Whipping Girl

Whipping Girl: A Transsexual Woman on Sexism and the Scapegoating of Femininity
Author Julia Serano
Country United States
Language English
Subject Transfeminism
Genre Manifesto
Publisher Seal Press
Publication date
2007
Pages 408
ISBN ISBN 1580051545
OCLC 81252738

Whipping Girl: A Transsexual Woman on Sexism and the Scapegoating of Femininity is a 2007 book by transsexual theorist, biologist, and writer Julia Serano. The book is a transfeminist manifesto which makes the case that transphobia is rooted in sexism and that transgender activism is a feminist movement.[1][2]

Terminology

The book extensively discusses 'transmisogyny', a form of misogyny that Serano says is unique to the experience of trans women, and uses the term 'transmisogynistic' as its counterpart to 'misogynistic'. Serano also utilizes the terms 'trans-objectification', 'trans-fascimilation', 'trans-sexualization', 'trans-interrogation', 'trans-erasure', 'trans-exclusion', and 'trans-mystification'. She also argues that sexism in Western culture is a two-fold phenomenon, consisting of 'traditional sexism', "the belief that maleness and masculinity are superior to femaleness and femininity” and 'oppositional sexism', “the belief that female and male are rigid, mutually exclusive categories”. According to Serano, 'effemimania' is a societal obsession with male and trans expressions of femininity that is rooted in transmisogyny.

Themes

In a collection of essays, Serano deconstructs Western societal narratives about trans women, including those of academia, medicine, and the media. She frequently cites her personal experiences as a lesbian trans woman, which differ from the predominant narrative of the heterosexual trans woman.

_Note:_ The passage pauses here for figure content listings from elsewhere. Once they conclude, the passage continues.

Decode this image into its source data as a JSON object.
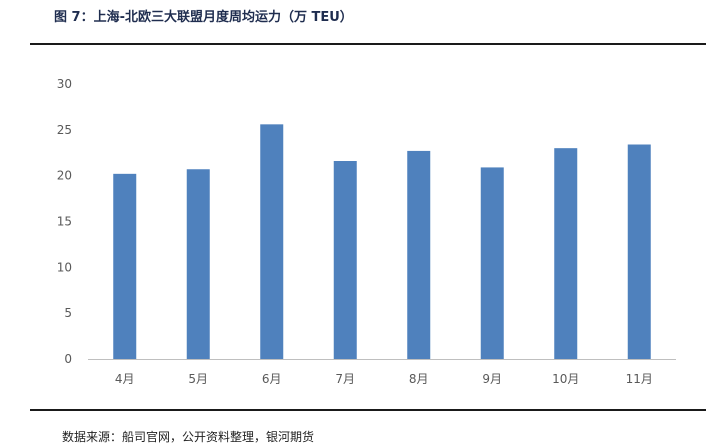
{
  "title": "图 7：上海-北欧三大联盟月度周均运力（万 TEU）",
  "source": "数据来源：船司官网，公开资料整理，银河期货",
  "colors": {
    "bar": "#4f81bd",
    "axis": "#bfbfbf",
    "rule": "#1a1a1a",
    "title": "#1f2d4f"
  },
  "chart_data": {
    "type": "bar",
    "title": "图 7：上海-北欧三大联盟月度周均运力（万 TEU）",
    "xlabel": "",
    "ylabel": "",
    "categories": [
      "4月",
      "5月",
      "6月",
      "7月",
      "8月",
      "9月",
      "10月",
      "11月"
    ],
    "values": [
      20.2,
      20.7,
      25.6,
      21.6,
      22.7,
      20.9,
      23.0,
      23.4
    ],
    "ylim": [
      0,
      30
    ],
    "yticks": [
      0,
      5,
      10,
      15,
      20,
      25,
      30
    ],
    "grid": false,
    "legend": "none"
  }
}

Cissexual assumption is a phrase coined by Julia Serano for her claim that cissexual people assume that all people experience gender identity in the same way.

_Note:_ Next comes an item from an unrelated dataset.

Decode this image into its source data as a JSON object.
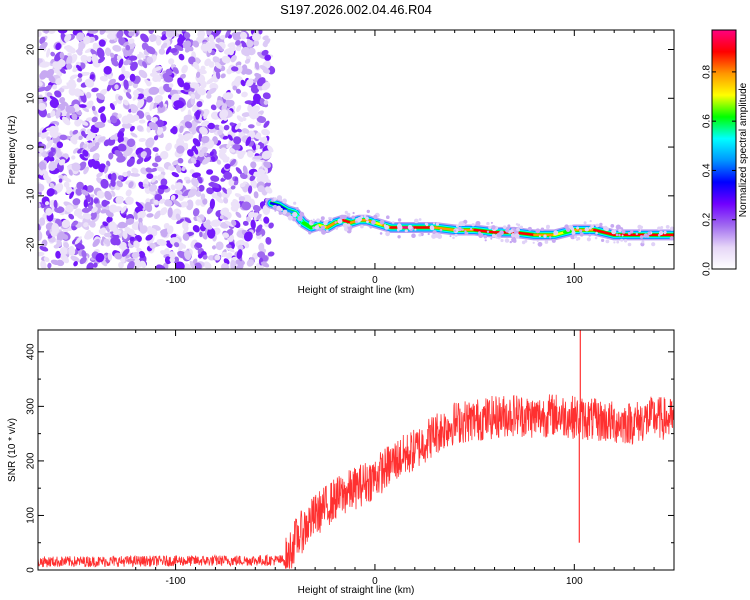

In her book, Serano argued that cissexual people, lacking discomfort with their gender assigned at birth, nor thinking of themselves as or wishing they could become a different gender, project that experience onto all other people. Thus, it is argued, they're assuming that everyone they meet is cissexual, and "thus transforming cissexuality into a human attribute that is taken for granted". Serano wrote that cissexual assumption is invisible to most cissexual people, but "those of us who are transsexual are excruciatingly aware of it."[3]

Background

In 2005, Serano's 36 page chapbook called On the Outside Looking In: A Trans Woman's Perspective on Feminism and the Exclusion of Trans Women from Lesbian and Women-only Spaces was published by Hot Tranny Action Press. It contains 4 essays. Updated versions of three of these (Bending Over Backwards: an Introduction to the Issue of Trans Woman-Inclusion, Skirt Chasers: Why the Media Depicts the Trans Revolution in Lipstick and Heels, and Hot Tranny Action Manifesto) are included in Whipping Girl. In the introduction to Whipping Girl, Serano says that she chose the title 'to highlight the ways in which people who are feminine, whether they be female, male, and/or transgender, are almost universally demeaned compared with their masculine counterparts'.[4]

References

  1. "Nonfiction review". Publishers Weekly. Retrieved 2012-09-17.
  2. Foster, Julie (2007-06-17). "Transsexual finds sexism in feminism". San Francisco Chronicle. Retrieved 2012-09-17.
  3. Serano, Julia (2007). Whipping Girl: A Transsexual Woman on Sexism and the Scapegoating of Femininity. Berkeley: Seal Press. pp. 164–165]. ISBN 1580051545.
  4. Serano, Julia (2007). Whipping Girl. Avalon Group. p. 2.